Naquele momento, diziam que Miles não fazia mais jazz. Isso era o mesmo que repetir o episódio em que disseram que Ray Charles estava fazendo música do capeta ao podar referências da música gospel para formatar a soul music.
Para manter a boa forma, Miles Davis costumava treinar boxe. Nunca se aventurou a ir para os ringues, até mesmo por pressões de empresários. Afinal, ele era um músico de renome, e não podia machucar os lábios e correr o risco de não tocar mais trompete com toda veemência e beleza que costumava tocar em seus melhores momentos. Além do condicionamento físico, o boxe tornou-se um grande ponto de referência para Miles, por ele considerar “uma forma de arte. É mais ou menos isso que imagino ao ver um bom lutador de boxe na arena”.
“As reações, as caídas, as combinações. Boxe é bem excitante, e era uma coisa que Miles estava disposto a enxergar”, disse o saxofonista Dave Liebman, que tocou com Miles no disco “On the Corner” (1972). “Jazz tem um aspecto de improvisação, assim como o boxe, essa é a beleza do gênero”.
Jack Johnson (1878-1946), o primeiro pugilista negro campeão de pesos-pesados, era um símbolo que tinha tudo para servir de inspiração a Miles: por ser lutador e negro, representava uma quebra de paradigmas sociais. Nada mais natural que a gravação do disco “A Tribute to Jack Johnson”, em 1971, um disco em que o fusion está bem mais consolidado e os temas são construídos de forma mais pungente e coesa. Claro que não há tantos elementos dissonantes como em “Bitches Brew”, o que serviria de desculpa para a Columbia não apostar no marketing e no potencial de “Jack Johnson”.
Os dois únicos temas continuam longos, mas são bem mais limpos. Em “Right Off”, quem fica como pano de fundo nas baquetas é o incrível Billy Cobham, um dos bateristas mais velozes de que se tem notícia. Miles dá uma aula de impulsões sentimentalistas com o seu trompete, exibindo notas espaçosas com sopros estridentes que saltam no calor de uma batalha contra o oponente. Ele pegou tanto gosto por este tema que reproduziu até cansar nos concertos de sua fase elétrica. Michael Henderson (baixo) e McLaughlin também criam riffs potentes; um deles, em velocidade 12/8, surge a partir dos 20 minutos de faixa, com pontuações estupendas no sax e no trompete.

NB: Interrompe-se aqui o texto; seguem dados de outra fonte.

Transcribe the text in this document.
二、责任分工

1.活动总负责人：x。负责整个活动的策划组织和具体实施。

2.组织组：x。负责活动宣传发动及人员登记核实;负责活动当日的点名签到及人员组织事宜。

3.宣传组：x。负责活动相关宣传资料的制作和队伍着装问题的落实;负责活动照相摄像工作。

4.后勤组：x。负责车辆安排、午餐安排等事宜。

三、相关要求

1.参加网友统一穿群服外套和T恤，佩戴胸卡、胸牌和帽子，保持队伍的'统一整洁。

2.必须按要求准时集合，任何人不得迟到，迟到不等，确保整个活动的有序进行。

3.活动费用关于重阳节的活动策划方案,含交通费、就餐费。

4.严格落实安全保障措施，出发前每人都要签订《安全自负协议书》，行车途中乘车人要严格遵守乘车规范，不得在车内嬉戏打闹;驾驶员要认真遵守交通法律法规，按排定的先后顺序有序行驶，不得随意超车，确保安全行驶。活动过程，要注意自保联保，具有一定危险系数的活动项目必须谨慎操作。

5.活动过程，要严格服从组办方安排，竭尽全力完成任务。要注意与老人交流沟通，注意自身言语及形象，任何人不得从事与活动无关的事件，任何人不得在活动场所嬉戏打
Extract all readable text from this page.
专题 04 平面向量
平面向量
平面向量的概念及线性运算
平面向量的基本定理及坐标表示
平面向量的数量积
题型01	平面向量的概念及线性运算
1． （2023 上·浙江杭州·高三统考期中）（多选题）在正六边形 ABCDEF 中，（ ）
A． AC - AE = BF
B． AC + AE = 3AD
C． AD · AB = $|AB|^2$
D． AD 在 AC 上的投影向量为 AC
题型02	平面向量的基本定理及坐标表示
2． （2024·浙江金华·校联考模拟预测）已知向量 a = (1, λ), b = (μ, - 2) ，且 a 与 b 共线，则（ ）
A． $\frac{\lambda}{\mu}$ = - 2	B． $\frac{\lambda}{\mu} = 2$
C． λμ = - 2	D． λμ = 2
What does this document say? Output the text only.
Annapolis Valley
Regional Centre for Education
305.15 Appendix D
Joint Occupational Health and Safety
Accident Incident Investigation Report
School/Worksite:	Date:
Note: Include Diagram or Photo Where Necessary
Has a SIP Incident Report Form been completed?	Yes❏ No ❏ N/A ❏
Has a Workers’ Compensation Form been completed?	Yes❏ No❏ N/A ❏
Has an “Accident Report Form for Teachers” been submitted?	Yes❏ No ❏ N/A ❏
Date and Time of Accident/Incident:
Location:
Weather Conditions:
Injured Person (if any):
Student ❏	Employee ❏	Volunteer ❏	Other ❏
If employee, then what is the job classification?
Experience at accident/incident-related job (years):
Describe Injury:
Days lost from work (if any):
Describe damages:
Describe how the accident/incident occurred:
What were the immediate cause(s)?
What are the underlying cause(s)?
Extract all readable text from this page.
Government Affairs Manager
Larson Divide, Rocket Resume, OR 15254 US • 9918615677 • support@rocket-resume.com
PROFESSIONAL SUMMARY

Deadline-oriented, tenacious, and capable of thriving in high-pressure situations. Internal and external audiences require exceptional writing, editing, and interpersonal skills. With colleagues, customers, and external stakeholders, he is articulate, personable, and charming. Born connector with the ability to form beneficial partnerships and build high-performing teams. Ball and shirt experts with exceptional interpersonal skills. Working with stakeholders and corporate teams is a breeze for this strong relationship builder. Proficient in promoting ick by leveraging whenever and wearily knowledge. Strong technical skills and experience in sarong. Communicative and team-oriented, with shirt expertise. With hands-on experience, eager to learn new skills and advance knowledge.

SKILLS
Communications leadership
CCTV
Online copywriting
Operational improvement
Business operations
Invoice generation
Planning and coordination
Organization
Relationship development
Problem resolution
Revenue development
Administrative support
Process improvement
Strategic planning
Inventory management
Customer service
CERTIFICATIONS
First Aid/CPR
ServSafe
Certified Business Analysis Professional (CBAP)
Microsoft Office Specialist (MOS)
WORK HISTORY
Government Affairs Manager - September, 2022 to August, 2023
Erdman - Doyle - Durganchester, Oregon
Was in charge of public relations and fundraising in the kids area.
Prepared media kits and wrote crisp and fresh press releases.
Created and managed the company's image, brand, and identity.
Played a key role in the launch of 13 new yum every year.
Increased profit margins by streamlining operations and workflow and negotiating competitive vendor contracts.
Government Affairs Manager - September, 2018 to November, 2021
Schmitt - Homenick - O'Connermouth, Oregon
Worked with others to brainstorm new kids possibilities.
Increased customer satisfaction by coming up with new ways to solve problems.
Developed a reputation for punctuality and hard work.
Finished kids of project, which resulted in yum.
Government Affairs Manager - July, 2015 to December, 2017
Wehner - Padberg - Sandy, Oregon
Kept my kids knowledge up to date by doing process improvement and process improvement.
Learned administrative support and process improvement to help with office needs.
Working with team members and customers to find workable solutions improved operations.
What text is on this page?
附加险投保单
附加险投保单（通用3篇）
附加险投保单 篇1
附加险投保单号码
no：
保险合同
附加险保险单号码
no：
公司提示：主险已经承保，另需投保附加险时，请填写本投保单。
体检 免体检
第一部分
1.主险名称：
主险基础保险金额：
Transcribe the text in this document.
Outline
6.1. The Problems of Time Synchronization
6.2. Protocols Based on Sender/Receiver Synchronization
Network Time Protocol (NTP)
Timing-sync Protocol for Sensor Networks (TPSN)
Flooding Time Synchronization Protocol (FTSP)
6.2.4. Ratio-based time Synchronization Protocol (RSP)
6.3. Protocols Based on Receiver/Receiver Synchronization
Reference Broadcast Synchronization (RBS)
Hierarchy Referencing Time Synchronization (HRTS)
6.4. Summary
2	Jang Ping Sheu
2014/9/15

A segunda faixa, “Yesternow”, é mais melancólica e foi gravada por outros membros, que incluíam Dave Holland, Chick Corea, Jack DeJohnette nas baterias e Bennie Maupin no clarinete. No final, há um curto discurso do campeão Jack Johnson que arrepia os nervos: “I’m Jack Johnson — heavyweight champion of the world! I’m black! They never let me forget it. I’m black all right; I’ll never let them forget it.”
Dizem por aí que Deus é brasileiro. Se isso for verdade, então não deixa de ser verídico que o diabo também o é. E ele está na música; está nas percussões fervorosas, nas violas perdidas de cada esquina ou quem sabe até mesmo no semblante de Hermeto Pascoal ou nos tambores de Airto Moreira. Talvez este seja um bom argumento para explicar a presença brasileira do próprio Pascoal e do percussionista Airto Moreira no jungle-fever ‘Live Evil’ (lançado em 1971), gravado em um dos períodos mais férteis de toda a carreira de Miles Davis – período de agosto de 1969 a agosto de 1970.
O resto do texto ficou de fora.